For information regarding this article, E-mail: [email protected]

Critical Care Medicine 48(7):p e557-e564, July 2020. | DOI: 10.1097/CCM.0000000000004354

Abstract

Objectives:

Prolonged critical illness after congenital heart surgery disproportionately harms patients and the healthcare system, yet much remains unknown. We aimed to define prolonged critical illness, delineate between nonmodifiable and potentially preventable predictors of prolonged critical illness and prolonged critical illness mortality, and understand the interhospital variation in prolonged critical illness.

Design:

Observational analysis.

Setting:

Pediatric Cardiac Critical Care Consortium clinical registry.

Patients:

All patients, stratified into neonates (≤28 d) and nonneonates (29 d to 18 yr), admitted to the pediatric cardiac ICU after congenital heart surgery at Pediatric Cardiac Critical Care Consortium hospitals.

Interventions:

None.

Measurements and Main Results:

There were 2,419 neonates and 10,687 nonneonates from 22 hospitals. The prolonged critical illness cutoff (90th percentile length of stay) was greater than or equal to 35 and greater than or equal to 10 days for neonates and nonneonates, respectively. Cardiac ICU prolonged critical illness mortality was 24% in neonates and 8% in nonneonates (vs 5% and 0.4%, respectively, in nonprolonged critical illness patients). Multivariable logistic regression identified 10 neonatal and 19 nonneonatal prolonged critical illness predictors within strata and eight predictors of mortality. Only mechanical ventilation days and acute renal failure requiring renal replacement therapy predicted prolonged critical illness and prolonged critical illness mortality in both strata. Approximately 40% of the prolonged critical illness predictors were nonmodifiable (preoperative/patient and operative factors), whereas only one of eight prolonged critical illness mortality predictors was nonmodifiable. The remainders were potentially preventable (postoperative critical care delivery variables and complications).
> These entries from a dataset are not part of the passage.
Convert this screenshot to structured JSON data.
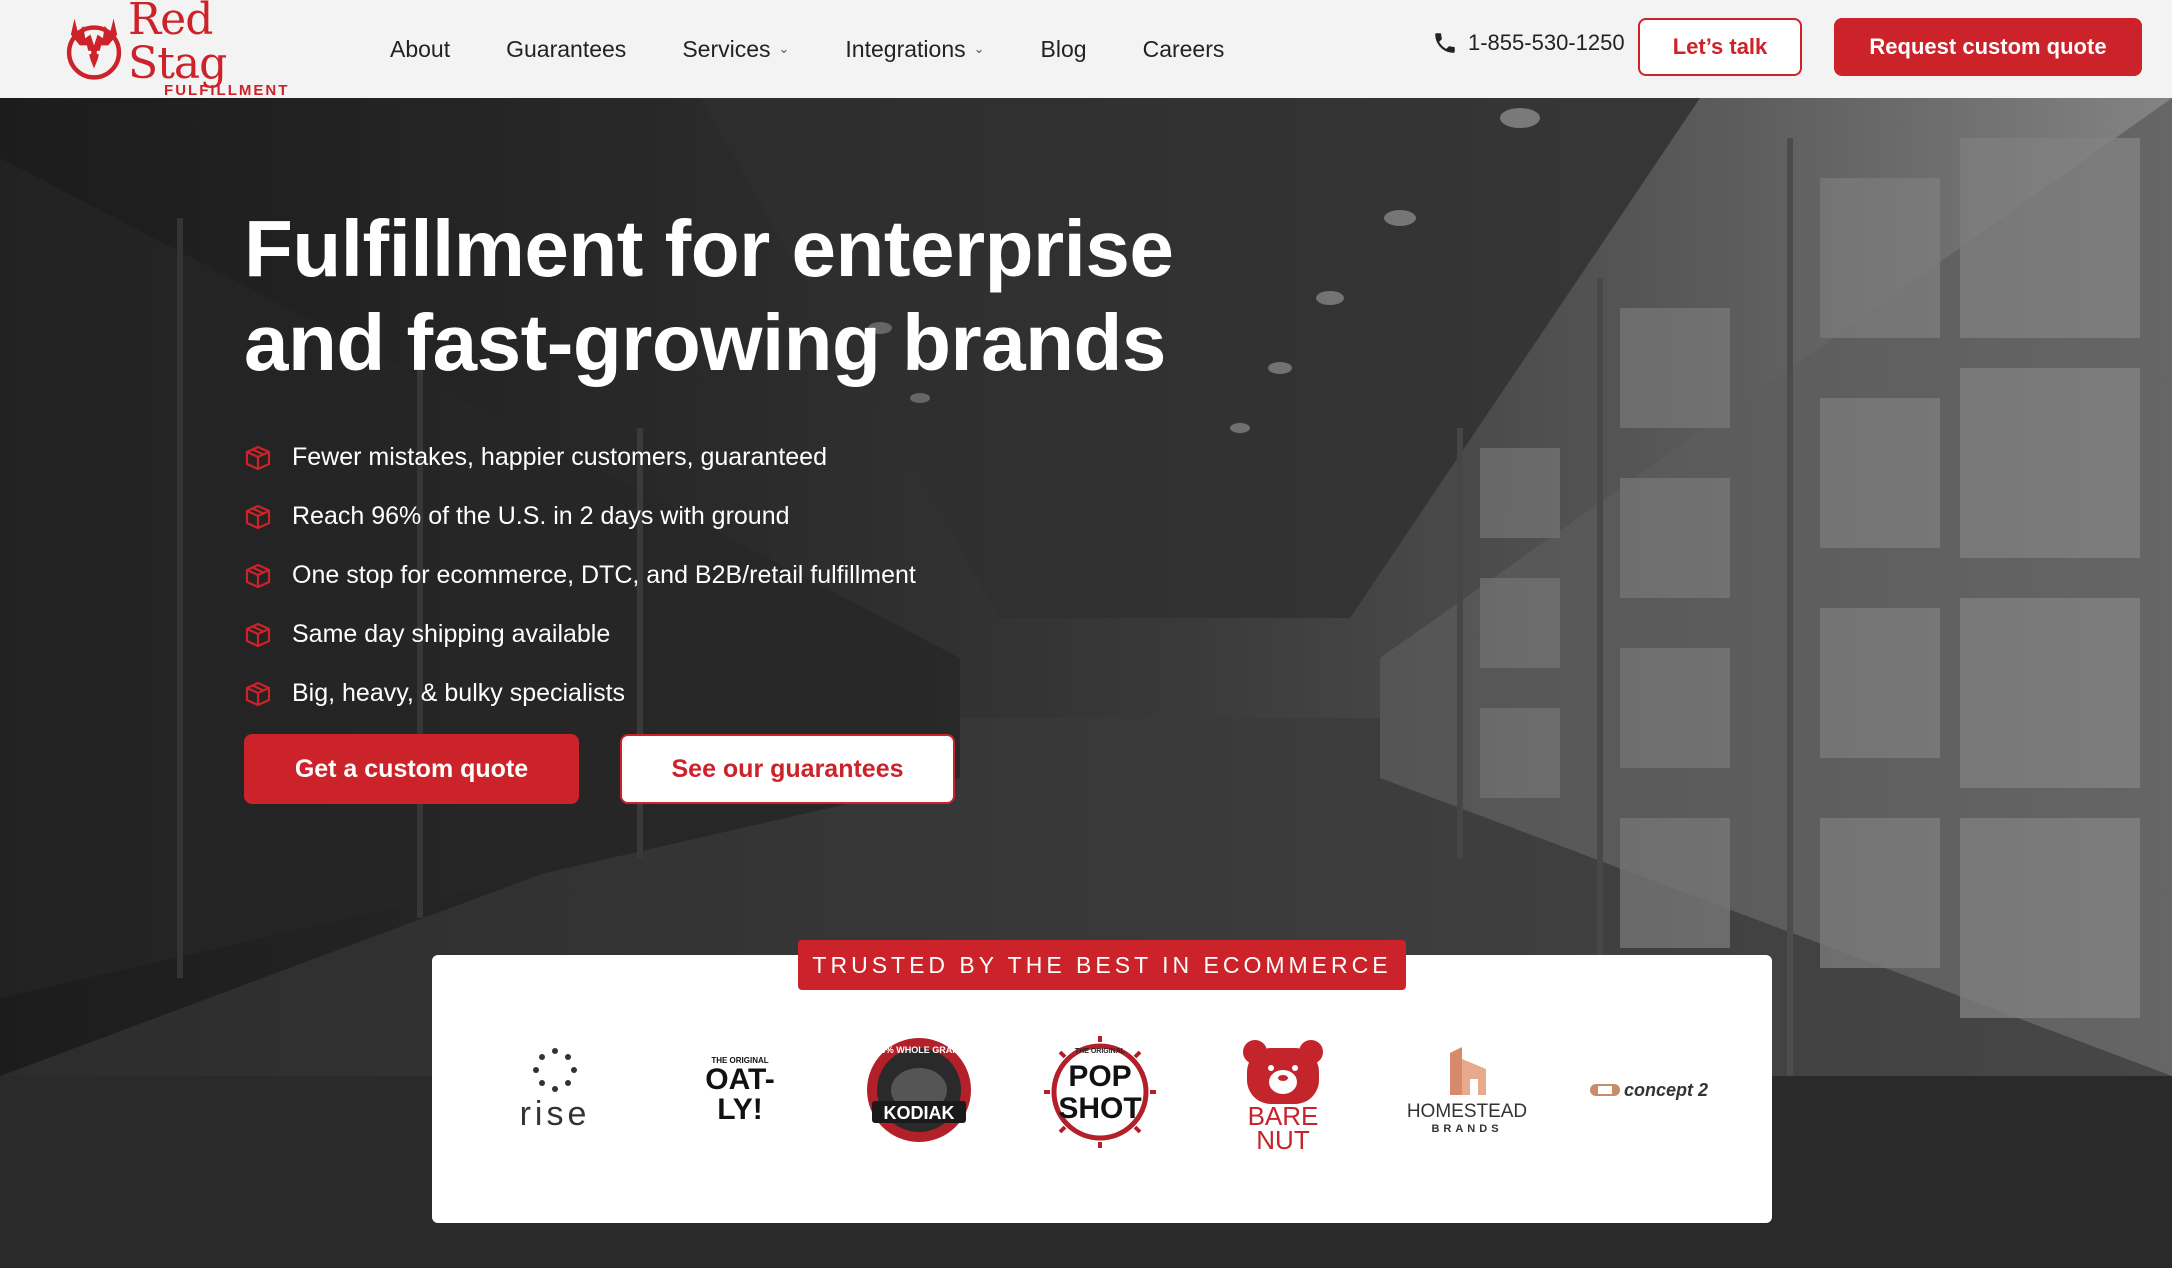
{
  "header": {
    "logo_name": "Red Stag",
    "logo_sub": "FULFILLMENT",
    "nav": [
      {
        "label": "About",
        "has_dropdown": false
      },
      {
        "label": "Guarantees",
        "has_dropdown": false
      },
      {
        "label": "Services",
        "has_dropdown": true
      },
      {
        "label": "Integrations",
        "has_dropdown": true
      },
      {
        "label": "Blog",
        "has_dropdown": false
      },
      {
        "label": "Careers",
        "has_dropdown": false
      }
    ],
    "phone": "1-855-530-1250",
    "talk_label": "Let’s talk",
    "quote_label": "Request custom quote"
  },
  "hero": {
    "headline_line1": "Fulfillment for enterprise",
    "headline_line2": "and fast-growing brands",
    "features": [
      "Fewer mistakes, happier customers, guaranteed",
      "Reach 96% of the U.S. in 2 days with ground",
      "One stop for ecommerce, DTC, and B2B/retail fulfillment",
      "Same day shipping available",
      "Big, heavy, & bulky specialists"
    ],
    "cta_primary": "Get a custom quote",
    "cta_secondary": "See our guarantees"
  },
  "trusted": {
    "tag": "TRUSTED BY THE BEST IN ECOMMERCE",
    "brands": {
      "rise": "rise",
      "oatly_small": "THE ORIGINAL",
      "oatly": "OAT-LY!",
      "kodiak_ring": "100% WHOLE GRAINS",
      "kodiak": "KODIAK",
      "popshot_top": "THE ORIGINAL",
      "popshot_1": "POP",
      "popshot_2": "SHOT",
      "barenut_1": "BARE",
      "barenut_2": "NUT",
      "homestead_1": "HOMESTEAD",
      "homestead_2": "BRANDS",
      "concept2": "concept 2"
    }
  },
  "colors": {
    "brand_red": "#cc2229",
    "header_bg": "#f3f3f4",
    "dark_bg": "#2a2a2a"
  }
}
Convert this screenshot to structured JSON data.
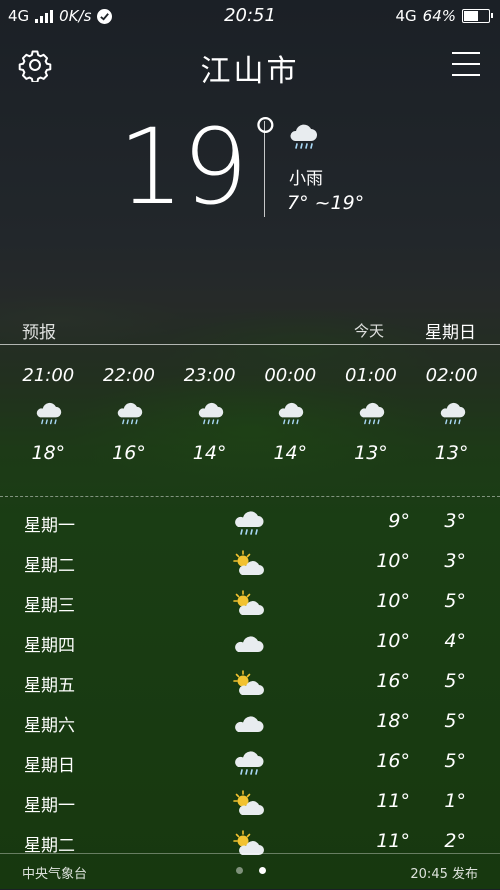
{
  "statusbar": {
    "network_left": "4G",
    "speed": "0K/s",
    "time": "20:51",
    "network_right": "4G",
    "battery": "64%",
    "battery_level": 0.64
  },
  "header": {
    "city": "江山市"
  },
  "current": {
    "temp": "19",
    "deg": "°",
    "condition": "小雨",
    "range": "7°  ~19°",
    "icon": "light-rain-icon"
  },
  "forecast": {
    "label": "预报",
    "today": "今天",
    "day": "星期日"
  },
  "hourly": [
    {
      "time": "21:00",
      "icon": "rain-cloud-icon",
      "temp": "18°"
    },
    {
      "time": "22:00",
      "icon": "rain-cloud-icon",
      "temp": "16°"
    },
    {
      "time": "23:00",
      "icon": "rain-cloud-icon",
      "temp": "14°"
    },
    {
      "time": "00:00",
      "icon": "rain-cloud-icon",
      "temp": "14°"
    },
    {
      "time": "01:00",
      "icon": "rain-cloud-icon",
      "temp": "13°"
    },
    {
      "time": "02:00",
      "icon": "rain-cloud-icon",
      "temp": "13°"
    }
  ],
  "daily": [
    {
      "day": "星期一",
      "icon": "rain-cloud-icon",
      "high": "9°",
      "low": "3°"
    },
    {
      "day": "星期二",
      "icon": "partly-cloudy-icon",
      "high": "10°",
      "low": "3°"
    },
    {
      "day": "星期三",
      "icon": "partly-cloudy-icon",
      "high": "10°",
      "low": "5°"
    },
    {
      "day": "星期四",
      "icon": "cloud-icon",
      "high": "10°",
      "low": "4°"
    },
    {
      "day": "星期五",
      "icon": "partly-cloudy-icon",
      "high": "16°",
      "low": "5°"
    },
    {
      "day": "星期六",
      "icon": "cloud-icon",
      "high": "18°",
      "low": "5°"
    },
    {
      "day": "星期日",
      "icon": "rain-cloud-icon",
      "high": "16°",
      "low": "5°"
    },
    {
      "day": "星期一",
      "icon": "partly-cloudy-icon",
      "high": "11°",
      "low": "1°"
    },
    {
      "day": "星期二",
      "icon": "partly-cloudy-icon",
      "high": "11°",
      "low": "2°"
    }
  ],
  "footer": {
    "source": "中央气象台",
    "published": "20:45 发布",
    "page_count": 2,
    "active_page": 2
  },
  "colors": {
    "sun": "#f2c230",
    "cloud": "#e8ecef",
    "rain": "#a9d8f5"
  }
}
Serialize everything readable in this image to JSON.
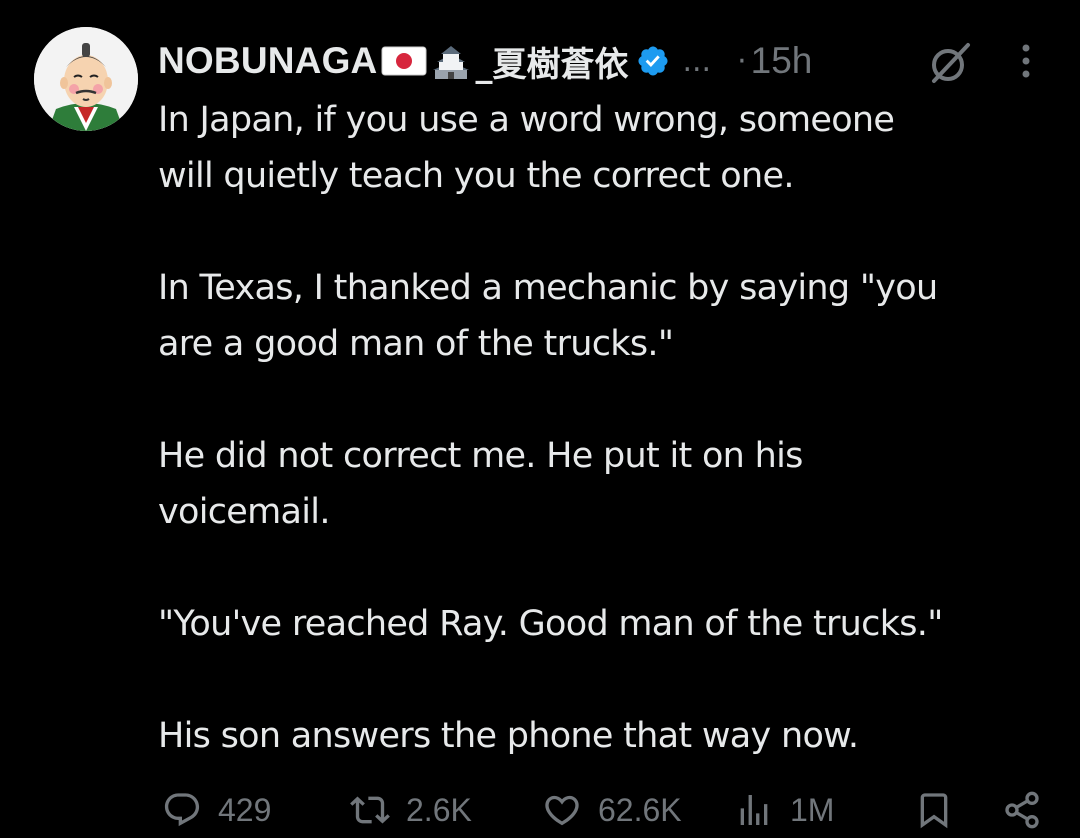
{
  "author": {
    "display_name": "NOBUNAGA",
    "name_suffix": "_夏樹蒼依",
    "flag_icon": "japan-flag-emoji",
    "castle_icon": "japanese-castle-emoji",
    "verified_icon": "verified-badge-icon",
    "verified_color": "#1d9bf0",
    "truncation": "...",
    "separator": "·",
    "time": "15h"
  },
  "tweet": {
    "paragraphs": [
      [
        "In Japan, if you use a word wrong, someone",
        "will quietly teach you the correct one."
      ],
      [
        "In Texas, I thanked a mechanic by saying \"you",
        "are a good man of the trucks.\""
      ],
      [
        "He did not correct me. He put it on his",
        "voicemail."
      ],
      [
        "\"You've reached Ray. Good man of the trucks.\""
      ],
      [
        "His son answers the phone that way now."
      ]
    ]
  },
  "actions": {
    "reply": {
      "icon": "reply-icon",
      "count": "429"
    },
    "retweet": {
      "icon": "retweet-icon",
      "count": "2.6K"
    },
    "like": {
      "icon": "heart-icon",
      "count": "62.6K"
    },
    "views": {
      "icon": "views-icon",
      "count": "1M"
    },
    "bookmark": {
      "icon": "bookmark-icon"
    },
    "share": {
      "icon": "share-icon"
    }
  },
  "colors": {
    "background": "#000000",
    "text": "#e7e9ea",
    "muted": "#71767b",
    "accent": "#1d9bf0"
  }
}
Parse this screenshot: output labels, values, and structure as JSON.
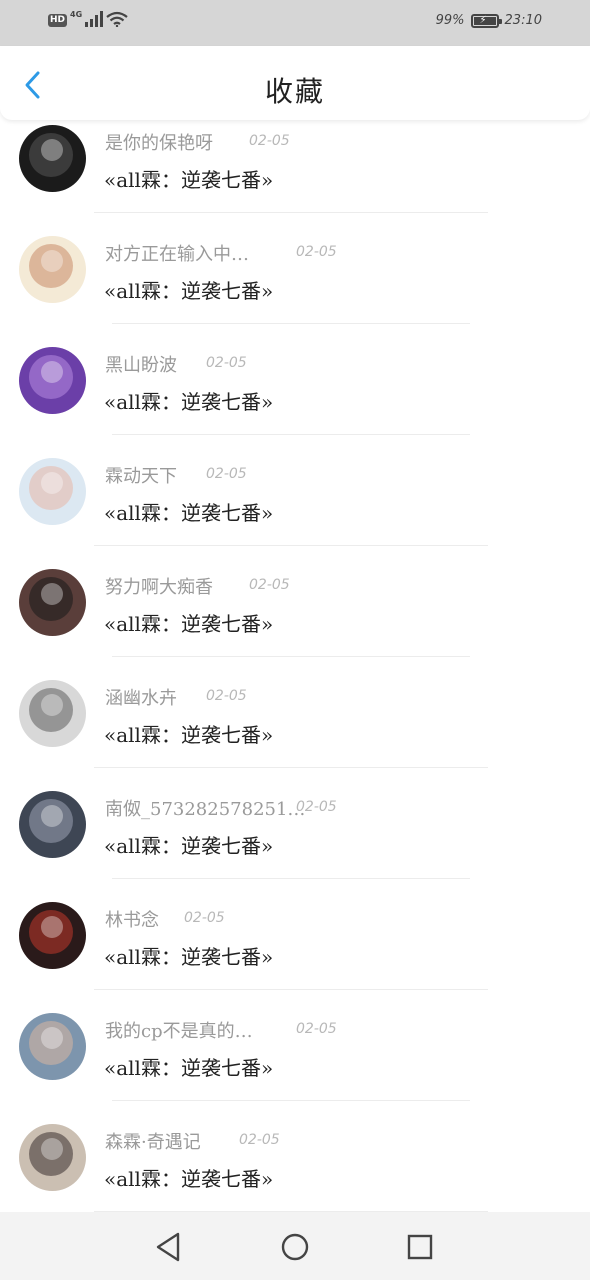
{
  "status_bar": {
    "hd_badge": "HD",
    "network": "4G",
    "battery_text": "99%",
    "battery_level": 0.99,
    "time": "23:10"
  },
  "header": {
    "title": "收藏",
    "back_icon": "chevron-left-icon"
  },
  "colors": {
    "accent": "#2d9ae6",
    "text_primary": "#222222",
    "text_secondary": "#9a9a9a",
    "status_bar_bg": "#d6d6d6"
  },
  "favorites": [
    {
      "user": "是你的保艳呀",
      "date": "02-05",
      "title": "«all霖：逆袭七番»"
    },
    {
      "user": "对方正在输入中…",
      "date": "02-05",
      "title": "«all霖：逆袭七番»"
    },
    {
      "user": "黑山盼波",
      "date": "02-05",
      "title": "«all霖：逆袭七番»"
    },
    {
      "user": "霖动天下",
      "date": "02-05",
      "title": "«all霖：逆袭七番»"
    },
    {
      "user": "努力啊大痴香",
      "date": "02-05",
      "title": "«all霖：逆袭七番»"
    },
    {
      "user": "涵幽水卉",
      "date": "02-05",
      "title": "«all霖：逆袭七番»"
    },
    {
      "user": "南伮_573282578251…",
      "date": "02-05",
      "title": "«all霖：逆袭七番»"
    },
    {
      "user": "林书念",
      "date": "02-05",
      "title": "«all霖：逆袭七番»"
    },
    {
      "user": "我的cp不是真的…",
      "date": "02-05",
      "title": "«all霖：逆袭七番»"
    },
    {
      "user": "森霖·奇遇记",
      "date": "02-05",
      "title": "«all霖：逆袭七番»"
    }
  ],
  "nav_bar": {
    "back": "triangle-back-icon",
    "home": "circle-home-icon",
    "recents": "square-recents-icon"
  }
}
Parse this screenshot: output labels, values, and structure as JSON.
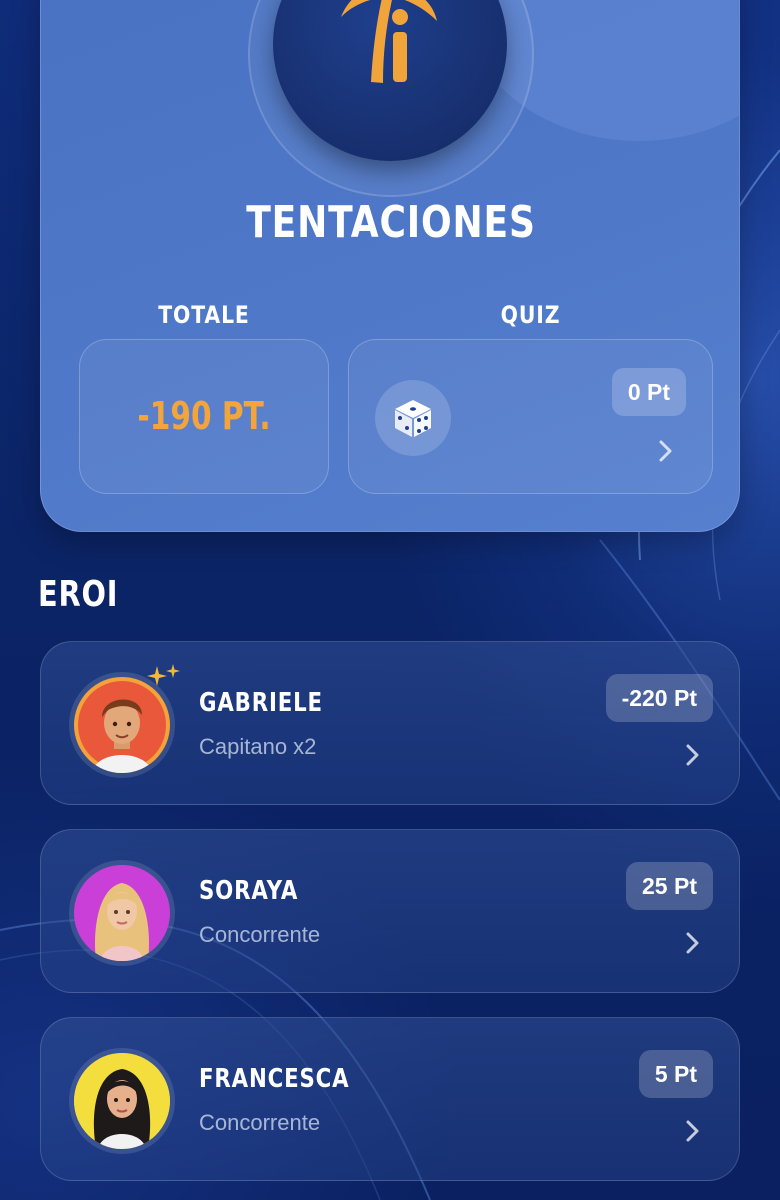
{
  "hero_card": {
    "title": "TENTACIONES",
    "totale_label": "TOTALE",
    "totale_value": "-190 PT.",
    "quiz_label": "QUIZ",
    "quiz_points": "0 Pt"
  },
  "section_title": "EROI",
  "heroes": [
    {
      "name": "GABRIELE",
      "role": "Capitano x2",
      "points": "-220 Pt"
    },
    {
      "name": "SORAYA",
      "role": "Concorrente",
      "points": "25 Pt"
    },
    {
      "name": "FRANCESCA",
      "role": "Concorrente",
      "points": "5 Pt"
    }
  ],
  "colors": {
    "accent_orange": "#f3a43a",
    "background": "#0b2466",
    "card": "#4f78c8"
  },
  "icons": [
    "palm-tree-logo-icon",
    "dice-icon",
    "chevron-right-icon",
    "sparkle-icon",
    "avatar-image"
  ]
}
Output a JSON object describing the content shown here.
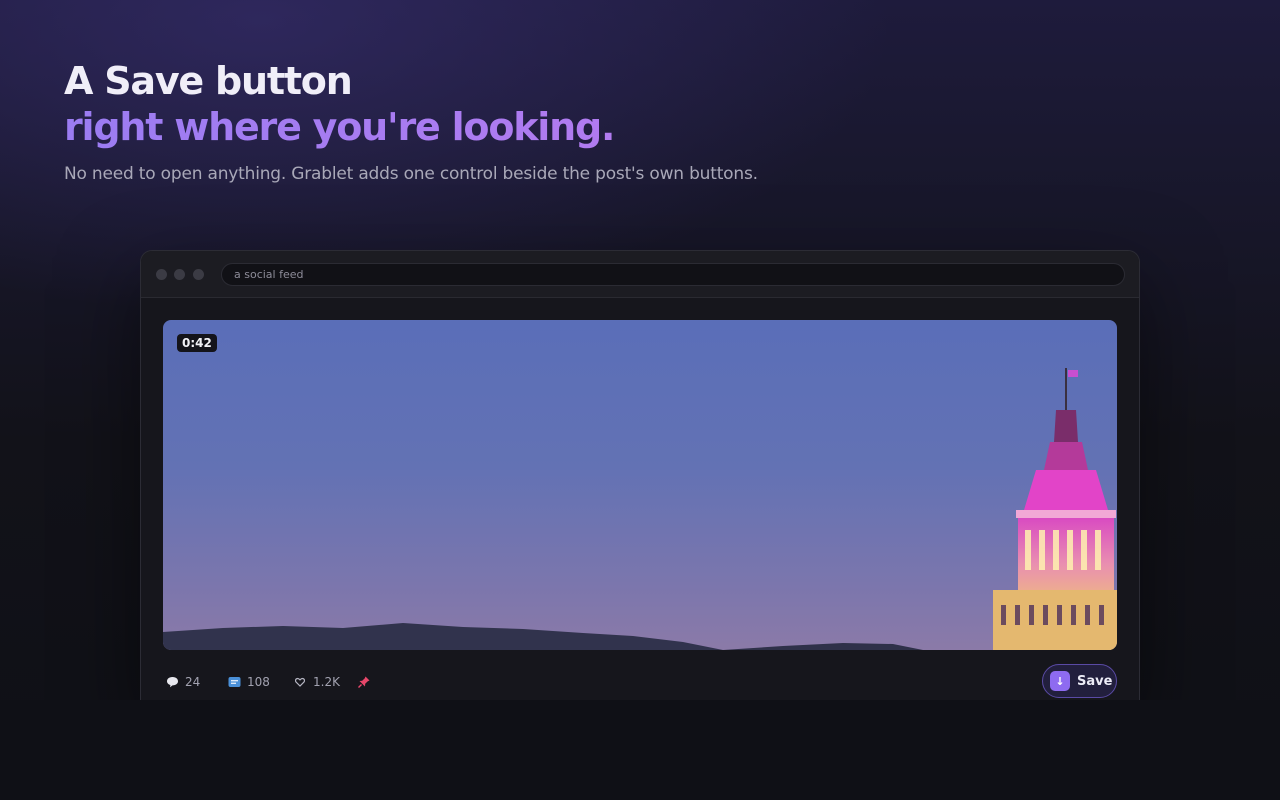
{
  "hero": {
    "title_line1": "A Save button",
    "title_line2": "right where you're looking.",
    "subtitle": "No need to open anything. Grablet adds one control beside the post's own buttons."
  },
  "browser": {
    "address_text": "a social feed"
  },
  "post": {
    "duration": "0:42",
    "image_alt": "skyscraper-at-dusk",
    "stats": {
      "comments": "24",
      "shares": "108",
      "likes": "1.2K"
    },
    "save_label": "Save",
    "save_icon_glyph": "↓"
  },
  "colors": {
    "accent": "#8e6bf0",
    "title_gradient_start": "#9b7cf2",
    "background": "#0f1016"
  },
  "icons": {
    "comments": "speech-bubble-icon",
    "shares": "chat-card-icon",
    "likes": "heart-icon",
    "pin": "pushpin-icon",
    "save": "download-arrow-icon"
  }
}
Case-mix–adjusted prolonged critical illness rates were compared across hospitals; six hospitals each had lower- and higher-than-expected prolonged critical illness frequency.

Conclusions:

Although many prolonged critical illness predictors are nonmodifiable, we identified several predictors to target for improvement. Furthermore, we observed that complications and prolonged critical care therapy drive prolonged critical illness mortality. Wide variation of prolonged critical illness frequency suggests that identifying practices at hospitals with lower-than-expected prolonged critical illness could lead to broader quality improvement initiatives.